A terrific two-hander that belongs at the National: RSC’s Kunene and the King reviewed

Plus: an audacious, revelatory and ingeniously plotted one-act play lurks within Theatre Royal Stratford East’s play The Gift

issue 08 February 2020

The Gift is three plays in one. It opens in a blindingly white Victorian parlour where a posh lady, Sarah, is teaching her clumsy maid to serve tea correctly. Both characters are black. Sarah’s prosperous husband, also black, arrives home and the scene continues as the gauche skivvy (Donna Berlin, brilliant) makes more and more hilarious blunders. What is this play? Perhaps a neglected Victorian comedy revived with colour-blind casting.
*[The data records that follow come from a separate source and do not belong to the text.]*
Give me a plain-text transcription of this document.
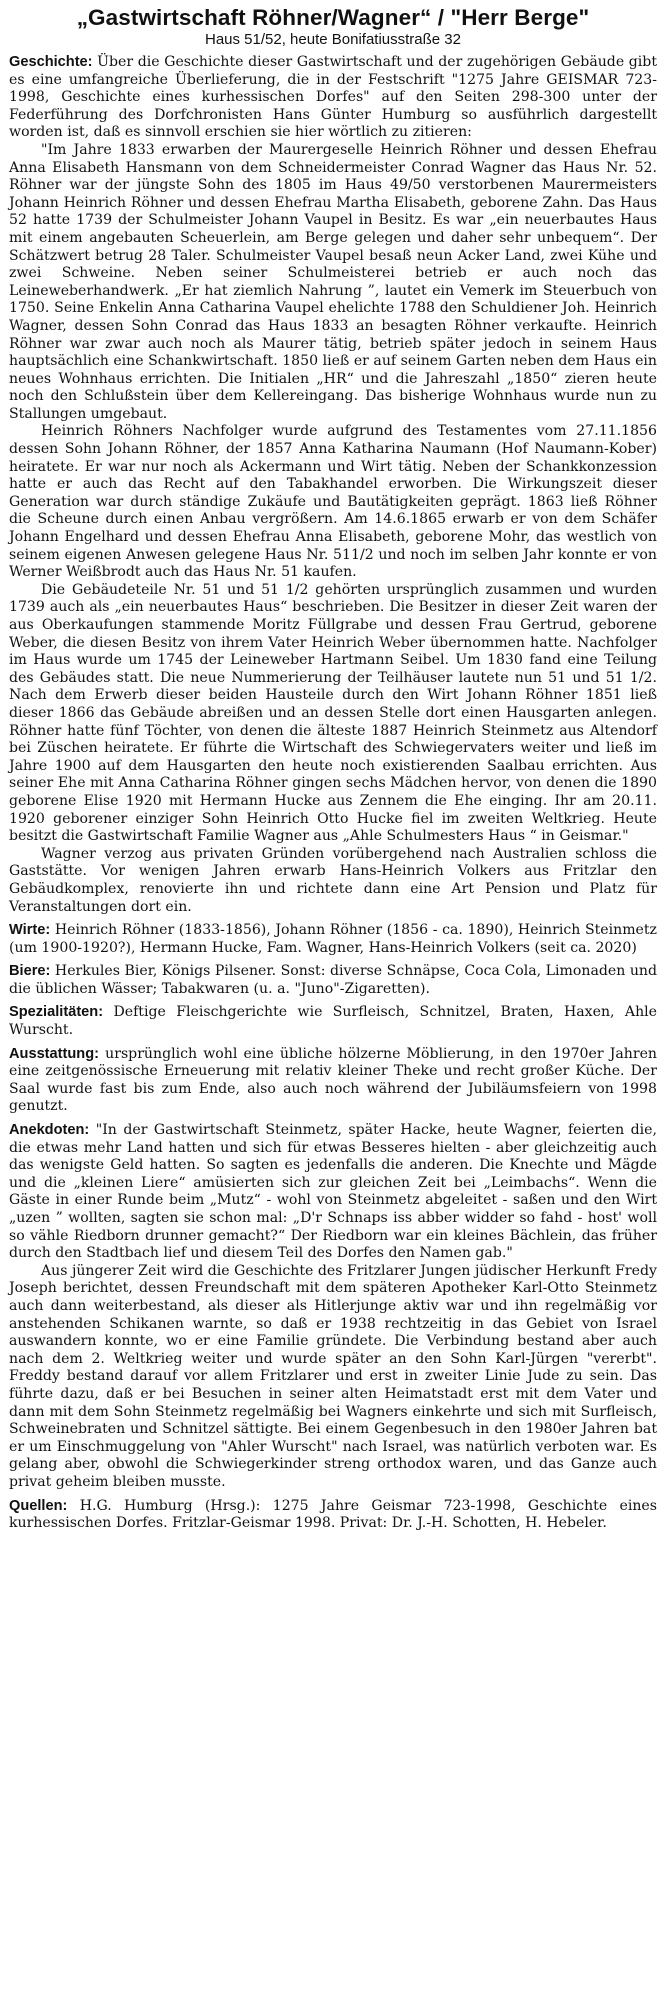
„Gastwirtschaft Röhner/Wagner“ / "Herr Berge"
Haus 51/52, heute Bonifatiusstraße 32

Geschichte: Über die Geschichte dieser Gastwirtschaft und der zugehörigen Gebäude gibt es eine umfangreiche Überlieferung, die in der Festschrift "1275 Jahre GEISMAR 723-1998, Geschichte eines kurhessischen Dorfes" auf den Seiten 298-300 unter der Federführung des Dorfchronisten Hans Günter Humburg so ausführlich dargestellt worden ist, daß es sinnvoll erschien sie hier wörtlich zu zitieren:

"Im Jahre 1833 erwarben der Maurergeselle Heinrich Röhner und dessen Ehefrau Anna Elisabeth Hansmann von dem Schneidermeister Conrad Wagner das Haus Nr. 52. Röhner war der jüngste Sohn des 1805 im Haus 49/50 verstorbenen Maurermeisters Johann Heinrich Röhner und dessen Ehefrau Martha Elisabeth, geborene Zahn. Das Haus 52 hatte 1739 der Schulmeister Johann Vaupel in Besitz. Es war „ein neuerbautes Haus mit einem angebauten Scheuerlein, am Berge gelegen und daher sehr unbequem“. Der Schätzwert betrug 28 Taler. Schulmeister Vaupel besaß neun Acker Land, zwei Kühe und zwei Schweine. Neben seiner Schulmeisterei betrieb er auch noch das Leineweberhandwerk. „Er hat ziemlich Nahrung ”, lautet ein Vemerk im Steuerbuch von 1750. Seine Enkelin Anna Catharina Vaupel ehelichte 1788 den Schuldiener Joh. Heinrich Wagner, dessen Sohn Conrad das Haus 1833 an besagten Röhner verkaufte. Heinrich Röhner war zwar auch noch als Maurer tätig, betrieb später jedoch in seinem Haus hauptsächlich eine Schankwirtschaft. 1850 ließ er auf seinem Garten neben dem Haus ein neues Wohnhaus errichten. Die Initialen „HR“ und die Jahreszahl „1850“ zieren heute noch den Schlußstein über dem Kellereingang. Das bisherige Wohnhaus wurde nun zu Stallungen umgebaut.

Heinrich Röhners Nachfolger wurde aufgrund des Testamentes vom 27.11.1856 dessen Sohn Johann Röhner, der 1857 Anna Katharina Naumann (Hof Naumann-Kober) heiratete. Er war nur noch als Ackermann und Wirt tätig. Neben der Schankkonzession hatte er auch das Recht auf den Tabakhandel erworben. Die Wirkungszeit dieser Generation war durch ständige Zukäufe und Bautätigkeiten geprägt. 1863 ließ Röhner die Scheune durch einen Anbau vergrößern. Am 14.6.1865 erwarb er von dem Schäfer Johann Engelhard und dessen Ehefrau Anna Elisabeth, geborene Mohr, das westlich von seinem eigenen Anwesen gelegene Haus Nr. 511/2 und noch im selben Jahr konnte er von Werner Weißbrodt auch das Haus Nr. 51 kaufen.

Die Gebäudeteile Nr. 51 und 51 1/2 gehörten ursprünglich zusammen und wurden 1739 auch als „ein neuerbautes Haus“ beschrieben. Die Besitzer in dieser Zeit waren der aus Oberkaufungen stammende Moritz Füllgrabe und dessen Frau Gertrud, geborene Weber, die diesen Besitz von ihrem Vater Heinrich Weber übernommen hatte. Nachfolger im Haus wurde um 1745 der Leineweber Hartmann Seibel. Um 1830 fand eine Teilung des Gebäudes statt. Die neue Nummerierung der Teilhäuser lautete nun 51 und 51 1/2. Nach dem Erwerb dieser beiden Hausteile durch den Wirt Johann Röhner 1851 ließ dieser 1866 das Gebäude abreißen und an dessen Stelle dort einen Hausgarten anlegen. Röhner hatte fünf Töchter, von denen die älteste 1887 Heinrich Steinmetz aus Altendorf bei Züschen heiratete. Er führte die Wirtschaft des Schwiegervaters weiter und ließ im Jahre 1900 auf dem Hausgarten den heute noch existierenden Saalbau errichten. Aus seiner Ehe mit Anna Catharina Röhner gingen sechs Mädchen hervor, von denen die 1890 geborene Elise 1920 mit Hermann Hucke aus Zennem die Ehe einging. Ihr am 20.11. 1920 geborener einziger Sohn Heinrich Otto Hucke fiel im zweiten Weltkrieg. Heute besitzt die Gastwirtschaft Familie Wagner aus „Ahle Schulmesters Haus “ in Geismar."

Wagner verzog aus privaten Gründen vorübergehend nach Australien schloss die Gaststätte. Vor wenigen Jahren erwarb Hans-Heinrich Volkers aus Fritzlar den Gebäudkomplex, renovierte ihn und richtete dann eine Art Pension und Platz für Veranstaltungen dort ein.

Wirte: Heinrich Röhner (1833-1856), Johann Röhner (1856 - ca. 1890), Heinrich Steinmetz (um 1900-1920?), Hermann Hucke, Fam. Wagner, Hans-Heinrich Volkers (seit ca. 2020)

Biere: Herkules Bier, Königs Pilsener. Sonst: diverse Schnäpse, Coca Cola, Limonaden und die üblichen Wässer; Tabakwaren (u. a. "Juno"-Zigaretten).

Spezialitäten: Deftige Fleischgerichte wie Surfleisch, Schnitzel, Braten, Haxen, Ahle Wurscht.

Ausstattung: ursprünglich wohl eine übliche hölzerne Möblierung, in den 1970er Jahren eine zeitgenössische Erneuerung mit relativ kleiner Theke und recht großer Küche. Der Saal wurde fast bis zum Ende, also auch noch während der Jubiläumsfeiern von 1998 genutzt.

Anekdoten: "In der Gastwirtschaft Steinmetz, später Hacke, heute Wagner, feierten die, die etwas mehr Land hatten und sich für etwas Besseres hielten - aber gleichzeitig auch das wenigste Geld hatten. So sagten es jedenfalls die anderen. Die Knechte und Mägde und die „kleinen Liere“ amüsierten sich zur gleichen Zeit bei „Leimbachs“. Wenn die Gäste in einer Runde beim „Mutz“ - wohl von Steinmetz abgeleitet - saßen und den Wirt „uzen ” wollten, sagten sie schon mal: „D'r Schnaps iss abber widder so fahd - host' woll so vähle Riedborn drunner gemacht?“ Der Riedborn war ein kleines Bächlein, das früher durch den Stadtbach lief und diesem Teil des Dorfes den Namen gab."

Aus jüngerer Zeit wird die Geschichte des Fritzlarer Jungen jüdischer Herkunft Fredy Joseph berichtet, dessen Freundschaft mit dem späteren Apotheker Karl-Otto Steinmetz auch dann weiterbestand, als dieser als Hitlerjunge aktiv war und ihn regelmäßig vor anstehenden Schikanen warnte, so daß er 1938 rechtzeitig in das Gebiet von Israel auswandern konnte, wo er eine Familie gründete. Die Verbindung bestand aber auch nach dem 2. Weltkrieg weiter und wurde später an den Sohn Karl-Jürgen "vererbt". Freddy bestand darauf vor allem Fritzlarer und erst in zweiter Linie Jude zu sein. Das führte dazu, daß er bei Besuchen in seiner alten Heimatstadt erst mit dem Vater und dann mit dem Sohn Steinmetz regelmäßig bei Wagners einkehrte und sich mit Surfleisch, Schweinebraten und Schnitzel sättigte. Bei einem Gegenbesuch in den 1980er Jahren bat er um Einschmuggelung von "Ahler Wurscht" nach Israel, was natürlich verboten war. Es gelang aber, obwohl die Schwiegerkinder streng orthodox waren, und das Ganze auch privat geheim bleiben musste.

Quellen: H.G. Humburg (Hrsg.): 1275 Jahre Geismar 723-1998, Geschichte eines kurhessischen Dorfes. Fritzlar-Geismar 1998. Privat: Dr. J.-H. Schotten, H. Hebeler.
In fact, the script is inspired by a historical character, Sarah Forbes Bonetta, a Yoruba princess born in Nigeria in the 19th century, who was adopted by Queen Victoria and raised as an English gentlewoman.
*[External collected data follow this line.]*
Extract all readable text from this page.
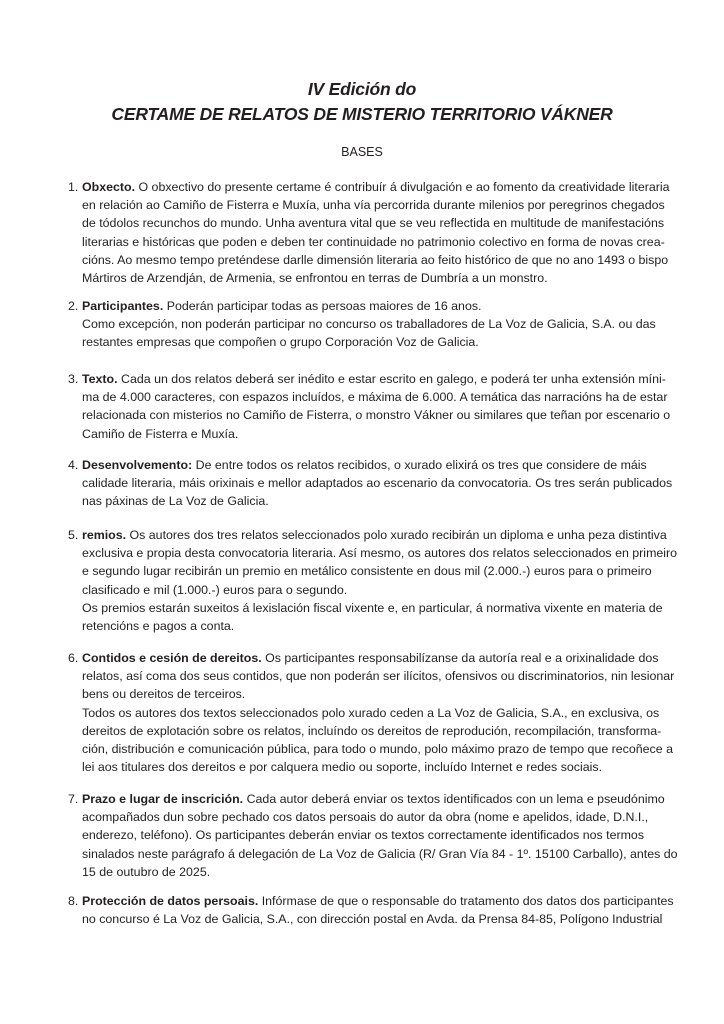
IV Edición do
CERTAME DE RELATOS DE MISTERIO TERRITORIO VÁKNER
BASES
1. Obxecto. O obxectivo do presente certame é contribuír á divulgación e ao fomento da creatividade literaria
en relación ao Camiño de Fisterra e Muxía, unha vía percorrida durante milenios por peregrinos chegados
de tódolos recunchos do mundo. Unha aventura vital que se veu reflectida en multitude de manifestacións
literarias e históricas que poden e deben ter continuidade no patrimonio colectivo en forma de novas crea-
cións. Ao mesmo tempo preténdese darlle dimensión literaria ao feito histórico de que no ano 1493 o bispo
Mártiros de Arzendján, de Armenia, se enfrontou en terras de Dumbría a un monstro.
2. Participantes. Poderán participar todas as persoas maiores de 16 anos.
Como excepción, non poderán participar no concurso os traballadores de La Voz de Galicia, S.A. ou das
restantes empresas que compoñen o grupo Corporación Voz de Galicia.
3. Texto. Cada un dos relatos deberá ser inédito e estar escrito en galego, e poderá ter unha extensión míni-
ma de 4.000 caracteres, con espazos incluídos, e máxima de 6.000. A temática das narracións ha de estar
relacionada con misterios no Camiño de Fisterra, o monstro Vákner ou similares que teñan por escenario o
Camiño de Fisterra e Muxía.
4. Desenvolvemento: De entre todos os relatos recibidos, o xurado elixirá os tres que considere de máis
calidade literaria, máis orixinais e mellor adaptados ao escenario da convocatoria. Os tres serán publicados
nas páxinas de La Voz de Galicia.
5. remios. Os autores dos tres relatos seleccionados polo xurado recibirán un diploma e unha peza distintiva
exclusiva e propia desta convocatoria literaria. Así mesmo, os autores dos relatos seleccionados en primeiro
e segundo lugar recibirán un premio en metálico consistente en dous mil (2.000.-) euros para o primeiro
clasificado e mil (1.000.-) euros para o segundo.
Os premios estarán suxeitos á lexislación fiscal vixente e, en particular, á normativa vixente en materia de
retencións e pagos a conta.
6. Contidos e cesión de dereitos. Os participantes responsabilízanse da autoría real e a orixinalidade dos
relatos, así coma dos seus contidos, que non poderán ser ilícitos, ofensivos ou discriminatorios, nin lesionar
bens ou dereitos de terceiros.
Todos os autores dos textos seleccionados polo xurado ceden a La Voz de Galicia, S.A., en exclusiva, os
dereitos de explotación sobre os relatos, incluíndo os dereitos de reprodución, recompilación, transforma-
ción, distribución e comunicación pública, para todo o mundo, polo máximo prazo de tempo que recoñece a
lei aos titulares dos dereitos e por calquera medio ou soporte, incluído Internet e redes sociais.
7. Prazo e lugar de inscrición. Cada autor deberá enviar os textos identificados con un lema e pseudónimo
acompañados dun sobre pechado cos datos persoais do autor da obra (nome e apelidos, idade, D.N.I.,
enderezo, teléfono). Os participantes deberán enviar os textos correctamente identificados nos termos
sinalados neste parágrafo á delegación de La Voz de Galicia (R/ Gran Vía 84 - 1º. 15100 Carballo), antes do
15 de outubro de 2025.
8. Protección de datos persoais. Infórmase de que o responsable do tratamento dos datos dos participantes
no concurso é La Voz de Galicia, S.A., con dirección postal en Avda. da Prensa 84-85, Polígono Industrial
A drama about a solitary black female living in high Victorian society would be fascinating, but the writer, Janice Okoh, has thrown in two extra black characters, Sarah’s husband and the maid. These additions seem improbable but the play doesn’t give a hoot about distinctions of fact and fiction as long as it can make everyone laugh. Which it does. It’s also extremely confusing.

The action shifts to present-day Cheshire where a prosperous black couple are enjoying a quiet night in. Ding dong. Their white neighbours arrive with a gift of gluten-free cakes. The wife is desperate to flaunt her success in a TV baking competition but she pretends to find her notoriety embarrassing. The subject of race crops up, of course, and the white pair strive to demonstrate their lack of prejudice. The dialogue, often brilliantly funny, touches on taboo subjects such as the fact that black athletes predominate in track and field events but rarely win swimming trophies. ‘Black people can swim,’ explains the white woman, ‘but choose not to because of their hair.’ To prove her affiliation with black culture she performs a pastiche of a Beyoncé disco-orgasm in the sitting room.